If I Found Out You Are A Robot, Would You Want Me To Tell You?

It is unlikely you are as autonomous as you think you are.

Monkey see monkey do. We all remember infancy, watching in wonder at the television screen (a third-party salesperson) as it attempts to communicate the benefits of a toy you don’t need. Nevertheless, you persuade your parents to acquire it anyway. This coercion lingers in adulthood, only, the third party is your smartphone; the toy is a trend, a holiday, a camera or a skill, but only because your peers are doing the same and you too wish to be adored for the same reason.

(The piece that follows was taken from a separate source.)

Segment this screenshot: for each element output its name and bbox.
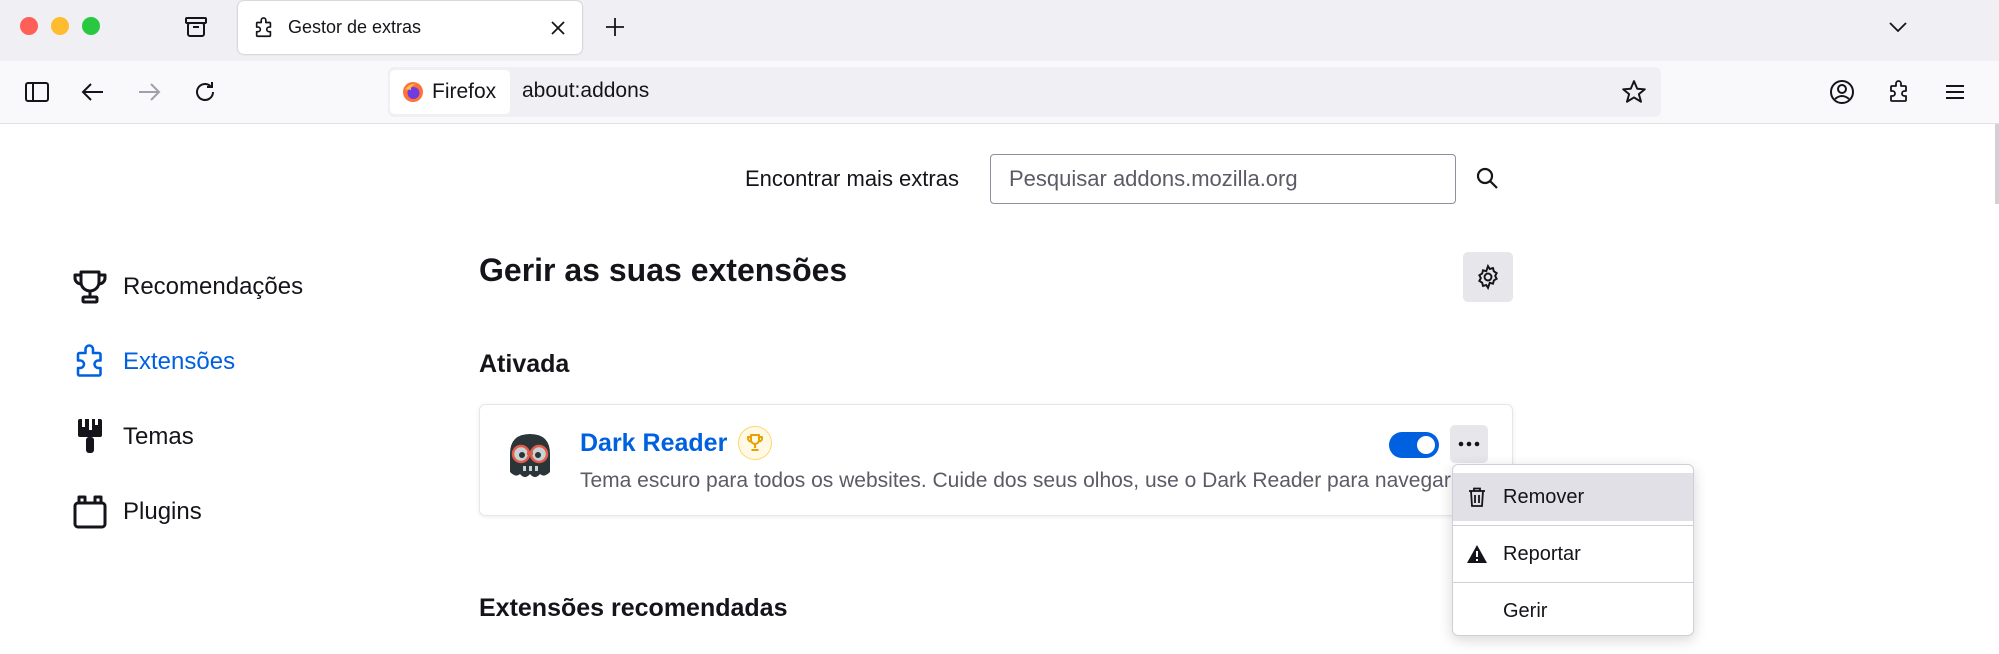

An age-old anecdote referring to pawns in a game of chess is a widely used euphemism comparing the lives of people in a system of governance. This allegory is rather unfair to its figurines, considering pieces on the board have an intended motivation with predetermined skills, purpose and one overall understanding – to win.

The internet is a ghastly grotesque of digitised communion that has damaged our connective emotional tissue in a matter of years, and by that, I mean a few, not several. Where would we be if not for the internet? It is of course not without its benefits such as the expansion of rights, the mobilisation of unions, protests and the circulation of once suppressed information.

Comparing society to such a polished game with strict rules in play is far removed from where we are in the sands of time. Human logic became irrational and has been used for the temporary gain of finite pleasure derived from a mountain of insatiable media waiting to be gorged by users of its experience. It is no accident that the word ‘consumer’ is a derivative of ‘consume’, the very, and practically only thing we humans seem to do these days. It is but an irony that the consumption of information found online consumes our intelligence. We’re no longer in command. Not when a 6-inch device is grasped by the palm of our hands.

This is done to the point that we’re no longer in control of how we think, feel and determine instinctual movements and thoughts; we’re governed by fleeting sources of pictures and video our brain interpret as a constant source of dopamine. It is now trained to refer to a smartphone in order to access the internet, by us, like a needle pointing drugs into the vein. These simian like behaviours have persuaded us that we’re smarter than we think we are, though evidence points to the contrary.

We are constantly telling ourselves this allegiance is of great value, with little protection in place to prevent bias of the aforementioned. The web has shortened attention spans, debased memory and demolished creativity. We have convinced ourselves of the latter through irrationalities, though in reality, society is copying everyone else, and not in the Austin Kleon sense.

Robotics is the system of compromise we have entered ourselves into, consented through the illusion we are enjoying the activity of senseless browsing, swiping, scrolling without end, supported by the mechanics of denial. We’re far from content within the cyclical madness of a mind-numbingly depressed state. But convince ourselves we shall.

A robot operates through a string of commands executed only when the origin of those commands has approved its delivery. A robot also replicates the behaviour of other lifeforms, in the human sense – an android. So who is giving you the commands? Are you really in control? Our lack of autonomy over which identity we should absorb is the most damaging of complexes shared throughout the internet/social media’s service users, quashing intelligent sovereign control of one’s own thoughts is another symptom of its software programming.

So this I must ask – if I discovered you are a robot, would you wish me to tell you?